Next morning Jonathan took his archery equipment and went with a boy out into the boulder-strewn field where he presumed David was hiding under some thicket. He shot two arrows at a target he had set up, and motioned for the boy to go after them. As the lad ran, Jonathan sent another arrow far beyond the target.
"My third arrow is far beyond the other two!" Jonathan shouted to the boy. "Hurry and find it! We don't have much time today for practice!"
Jonathan knew that if David could hear him he would understand that he meant David should get away without delay. He carefully but casually looked around as he walked slowly among the boulders and bushes, but saw no sign of his friend. He had to cease searching when the young helper ran up to him.

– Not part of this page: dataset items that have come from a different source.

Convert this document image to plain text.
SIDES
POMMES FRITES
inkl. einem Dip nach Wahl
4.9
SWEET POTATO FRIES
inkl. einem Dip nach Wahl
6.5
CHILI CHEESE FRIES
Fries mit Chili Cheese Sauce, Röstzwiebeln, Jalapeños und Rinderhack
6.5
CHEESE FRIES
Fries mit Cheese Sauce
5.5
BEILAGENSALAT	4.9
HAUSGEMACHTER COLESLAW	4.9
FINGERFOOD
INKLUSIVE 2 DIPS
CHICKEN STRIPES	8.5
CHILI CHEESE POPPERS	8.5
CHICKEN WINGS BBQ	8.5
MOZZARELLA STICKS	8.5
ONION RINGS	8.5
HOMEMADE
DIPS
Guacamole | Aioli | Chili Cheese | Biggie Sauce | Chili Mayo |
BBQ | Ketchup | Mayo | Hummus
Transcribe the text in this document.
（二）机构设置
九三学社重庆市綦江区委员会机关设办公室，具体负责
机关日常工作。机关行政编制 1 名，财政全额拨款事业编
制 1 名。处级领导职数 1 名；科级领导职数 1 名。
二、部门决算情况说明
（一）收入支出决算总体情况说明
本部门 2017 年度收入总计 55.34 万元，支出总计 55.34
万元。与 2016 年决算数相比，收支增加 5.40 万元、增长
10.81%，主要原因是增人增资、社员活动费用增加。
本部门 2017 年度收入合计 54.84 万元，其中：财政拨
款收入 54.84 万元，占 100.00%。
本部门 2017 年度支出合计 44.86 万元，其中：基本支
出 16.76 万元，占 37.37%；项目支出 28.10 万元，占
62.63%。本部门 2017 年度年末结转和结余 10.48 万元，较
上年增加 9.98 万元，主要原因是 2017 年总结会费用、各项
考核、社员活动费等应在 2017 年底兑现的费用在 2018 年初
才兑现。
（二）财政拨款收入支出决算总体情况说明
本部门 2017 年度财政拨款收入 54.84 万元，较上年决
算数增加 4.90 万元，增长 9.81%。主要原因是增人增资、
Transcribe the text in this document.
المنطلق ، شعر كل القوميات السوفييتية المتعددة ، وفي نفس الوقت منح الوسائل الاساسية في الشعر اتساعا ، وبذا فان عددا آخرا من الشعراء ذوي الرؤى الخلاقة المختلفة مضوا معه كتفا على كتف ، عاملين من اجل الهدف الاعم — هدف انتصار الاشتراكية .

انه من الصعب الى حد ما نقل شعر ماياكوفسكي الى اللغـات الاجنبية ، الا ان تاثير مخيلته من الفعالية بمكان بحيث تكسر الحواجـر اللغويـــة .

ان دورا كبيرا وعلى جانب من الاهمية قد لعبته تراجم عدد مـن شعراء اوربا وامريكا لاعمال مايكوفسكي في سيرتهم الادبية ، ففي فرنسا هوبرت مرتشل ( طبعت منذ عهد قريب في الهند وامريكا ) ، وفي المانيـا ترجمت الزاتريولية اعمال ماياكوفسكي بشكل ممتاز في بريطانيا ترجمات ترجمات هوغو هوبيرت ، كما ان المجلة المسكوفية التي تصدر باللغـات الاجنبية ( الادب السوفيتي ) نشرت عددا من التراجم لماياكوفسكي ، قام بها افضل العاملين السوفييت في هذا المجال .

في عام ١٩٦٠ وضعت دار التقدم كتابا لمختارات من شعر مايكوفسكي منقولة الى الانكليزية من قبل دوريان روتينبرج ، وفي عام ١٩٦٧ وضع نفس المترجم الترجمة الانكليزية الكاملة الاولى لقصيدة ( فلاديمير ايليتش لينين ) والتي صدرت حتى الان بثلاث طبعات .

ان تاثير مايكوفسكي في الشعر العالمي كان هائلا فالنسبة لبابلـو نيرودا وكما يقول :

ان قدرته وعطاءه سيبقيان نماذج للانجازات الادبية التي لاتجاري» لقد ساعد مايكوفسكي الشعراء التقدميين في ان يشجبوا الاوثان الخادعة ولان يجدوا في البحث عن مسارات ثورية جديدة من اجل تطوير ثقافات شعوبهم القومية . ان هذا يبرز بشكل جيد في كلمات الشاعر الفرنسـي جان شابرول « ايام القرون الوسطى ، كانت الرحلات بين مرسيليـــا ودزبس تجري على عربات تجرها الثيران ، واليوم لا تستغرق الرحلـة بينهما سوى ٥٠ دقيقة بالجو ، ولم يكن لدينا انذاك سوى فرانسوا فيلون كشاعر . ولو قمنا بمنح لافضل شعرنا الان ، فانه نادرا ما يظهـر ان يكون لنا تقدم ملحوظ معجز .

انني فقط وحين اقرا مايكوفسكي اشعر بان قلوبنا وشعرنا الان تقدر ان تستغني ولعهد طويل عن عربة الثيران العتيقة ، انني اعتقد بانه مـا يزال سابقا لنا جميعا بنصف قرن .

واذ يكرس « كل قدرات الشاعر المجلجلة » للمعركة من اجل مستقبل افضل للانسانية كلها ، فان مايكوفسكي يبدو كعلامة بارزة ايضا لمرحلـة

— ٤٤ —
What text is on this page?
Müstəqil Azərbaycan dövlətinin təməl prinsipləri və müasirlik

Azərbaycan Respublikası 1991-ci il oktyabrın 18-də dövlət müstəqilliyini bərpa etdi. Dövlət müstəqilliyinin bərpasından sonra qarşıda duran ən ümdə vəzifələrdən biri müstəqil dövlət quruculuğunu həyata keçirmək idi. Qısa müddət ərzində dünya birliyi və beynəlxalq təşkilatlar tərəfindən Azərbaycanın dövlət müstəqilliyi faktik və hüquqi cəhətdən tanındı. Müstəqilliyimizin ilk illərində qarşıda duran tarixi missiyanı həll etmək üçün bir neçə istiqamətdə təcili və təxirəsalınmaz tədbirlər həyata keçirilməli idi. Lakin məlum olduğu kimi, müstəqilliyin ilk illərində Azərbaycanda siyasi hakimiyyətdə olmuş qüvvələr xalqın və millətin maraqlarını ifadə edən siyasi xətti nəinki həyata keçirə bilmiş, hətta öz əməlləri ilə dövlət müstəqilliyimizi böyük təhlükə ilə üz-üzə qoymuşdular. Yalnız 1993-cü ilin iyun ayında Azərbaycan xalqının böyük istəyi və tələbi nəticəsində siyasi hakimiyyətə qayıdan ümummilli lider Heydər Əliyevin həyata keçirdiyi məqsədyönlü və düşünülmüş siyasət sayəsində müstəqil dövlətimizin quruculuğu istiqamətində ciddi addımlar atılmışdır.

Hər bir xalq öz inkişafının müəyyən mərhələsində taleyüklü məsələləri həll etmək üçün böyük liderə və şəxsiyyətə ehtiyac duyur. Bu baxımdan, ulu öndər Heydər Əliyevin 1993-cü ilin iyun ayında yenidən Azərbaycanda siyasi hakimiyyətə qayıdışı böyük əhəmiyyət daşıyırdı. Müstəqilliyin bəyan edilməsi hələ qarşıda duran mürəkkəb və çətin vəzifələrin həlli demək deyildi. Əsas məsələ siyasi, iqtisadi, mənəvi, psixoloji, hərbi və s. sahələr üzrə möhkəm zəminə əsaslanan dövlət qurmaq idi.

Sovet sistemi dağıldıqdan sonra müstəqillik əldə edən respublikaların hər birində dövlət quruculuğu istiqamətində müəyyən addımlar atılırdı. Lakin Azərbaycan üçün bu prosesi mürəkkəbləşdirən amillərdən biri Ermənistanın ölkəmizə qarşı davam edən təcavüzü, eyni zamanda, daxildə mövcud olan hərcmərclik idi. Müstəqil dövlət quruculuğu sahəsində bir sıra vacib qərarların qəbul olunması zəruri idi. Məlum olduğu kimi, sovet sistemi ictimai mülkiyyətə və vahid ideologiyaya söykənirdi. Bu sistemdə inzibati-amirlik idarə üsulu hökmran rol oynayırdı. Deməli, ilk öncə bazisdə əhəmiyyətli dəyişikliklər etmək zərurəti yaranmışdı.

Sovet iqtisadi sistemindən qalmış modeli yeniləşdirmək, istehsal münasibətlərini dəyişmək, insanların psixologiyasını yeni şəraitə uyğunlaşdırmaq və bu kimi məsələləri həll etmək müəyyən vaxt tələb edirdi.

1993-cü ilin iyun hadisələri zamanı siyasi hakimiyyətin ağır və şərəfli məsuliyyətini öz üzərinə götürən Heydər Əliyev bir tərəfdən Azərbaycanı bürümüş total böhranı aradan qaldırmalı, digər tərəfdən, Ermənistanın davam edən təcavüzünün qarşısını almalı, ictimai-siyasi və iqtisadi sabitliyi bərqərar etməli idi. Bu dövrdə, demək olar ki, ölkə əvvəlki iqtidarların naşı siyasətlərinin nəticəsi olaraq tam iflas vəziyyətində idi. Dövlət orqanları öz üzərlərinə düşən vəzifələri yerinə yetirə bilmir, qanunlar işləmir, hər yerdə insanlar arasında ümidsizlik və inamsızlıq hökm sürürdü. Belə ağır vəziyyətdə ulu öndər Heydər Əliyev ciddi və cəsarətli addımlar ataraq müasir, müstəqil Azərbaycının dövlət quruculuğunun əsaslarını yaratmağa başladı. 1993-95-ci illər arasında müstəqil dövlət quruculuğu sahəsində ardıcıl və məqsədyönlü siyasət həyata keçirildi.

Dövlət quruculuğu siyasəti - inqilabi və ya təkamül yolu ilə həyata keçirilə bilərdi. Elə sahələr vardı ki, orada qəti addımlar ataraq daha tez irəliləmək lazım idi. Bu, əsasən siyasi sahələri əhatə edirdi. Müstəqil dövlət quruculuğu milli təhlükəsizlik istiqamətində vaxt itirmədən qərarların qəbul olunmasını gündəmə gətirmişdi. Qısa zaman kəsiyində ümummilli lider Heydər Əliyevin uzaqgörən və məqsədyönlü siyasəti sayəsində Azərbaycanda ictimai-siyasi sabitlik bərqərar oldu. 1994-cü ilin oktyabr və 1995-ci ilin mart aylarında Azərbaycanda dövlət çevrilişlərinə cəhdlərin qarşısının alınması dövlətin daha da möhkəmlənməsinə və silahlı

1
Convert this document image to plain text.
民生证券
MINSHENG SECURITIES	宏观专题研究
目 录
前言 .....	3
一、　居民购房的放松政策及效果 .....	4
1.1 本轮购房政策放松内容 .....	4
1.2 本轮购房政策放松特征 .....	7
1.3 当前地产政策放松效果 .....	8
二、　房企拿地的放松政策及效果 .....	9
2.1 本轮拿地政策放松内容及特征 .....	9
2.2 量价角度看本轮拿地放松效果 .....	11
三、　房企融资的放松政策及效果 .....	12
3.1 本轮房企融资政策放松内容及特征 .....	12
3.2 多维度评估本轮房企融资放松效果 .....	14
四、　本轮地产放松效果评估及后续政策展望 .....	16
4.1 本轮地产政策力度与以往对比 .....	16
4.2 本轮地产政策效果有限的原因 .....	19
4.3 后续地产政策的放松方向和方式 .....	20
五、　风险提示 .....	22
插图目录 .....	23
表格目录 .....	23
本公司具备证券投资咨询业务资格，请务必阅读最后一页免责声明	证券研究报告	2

"Here are your three arrows, sir!" the boy panted. "Good work!' Jonathan praised him. "That will be all for today because I have remembered other things I must do. Take my bow and my quiver of arrows back to my quarters, and I'll pay you later today for a full morning's work." (I Samuel 20:35-40.)
As soon as the jubilant boy had departed, Jonathan was happily startled to see David squirm out of some bushes and hurry toward him. David bowed respectfully three times, inasmuch as he regarded Jonathan worthy of the full respect one should show to a prince, even though the two young men were close friends. They spoke only briefly to each other, knowing that they shouldn't risk being seen together, and that it is very dangerous for David to be seen under any circumstances. Both were moved to tears because they had to part, perhaps never to see each other again.
"Hurry away from here before someone sees you!" Jonathan warned. "Remember our pledge that we shall always be friends, and may God protect you!" (I Samuel 20:41-42.)
Help from the Priests
With a final wave David disappeared among the bushes and boulders. Jonathan walked back to the streets of Gibeah to pass groups of soldiers moving from building to building in a frantic search for David.
Moving stealthily southward into the land of Judah by night, David came to the homes of several men who had been his trusted soldiers. There he received food and lodging. Because of their special devotion to David, some of the men joined him in his escape journey so that they might help protect him from those who would be hoping to capture or kill David and earn the rewards Saul was offering. David and his men then headed northwestward.
Three days after he had parted from Jonathan, David arrived with his men at the place called Nob, in the city of Kirjath-jearim, about seven miles northwest of Jerusalem. It was here that the ark rested many years after it was returned by the Philistines -- until David became king. (I Samuel 7:1-2; I Chronicles 13:5-7.)
Hungry and weary when they arrived at Nob, David and his men sought out the place where priests were carrying on their duties before the ark of God. David knew the head priest, Ahimelech, and came by himself to Ahimelech's door. When the priest saw who it was, he wondered why such a prominent Israelite should show up at night alone.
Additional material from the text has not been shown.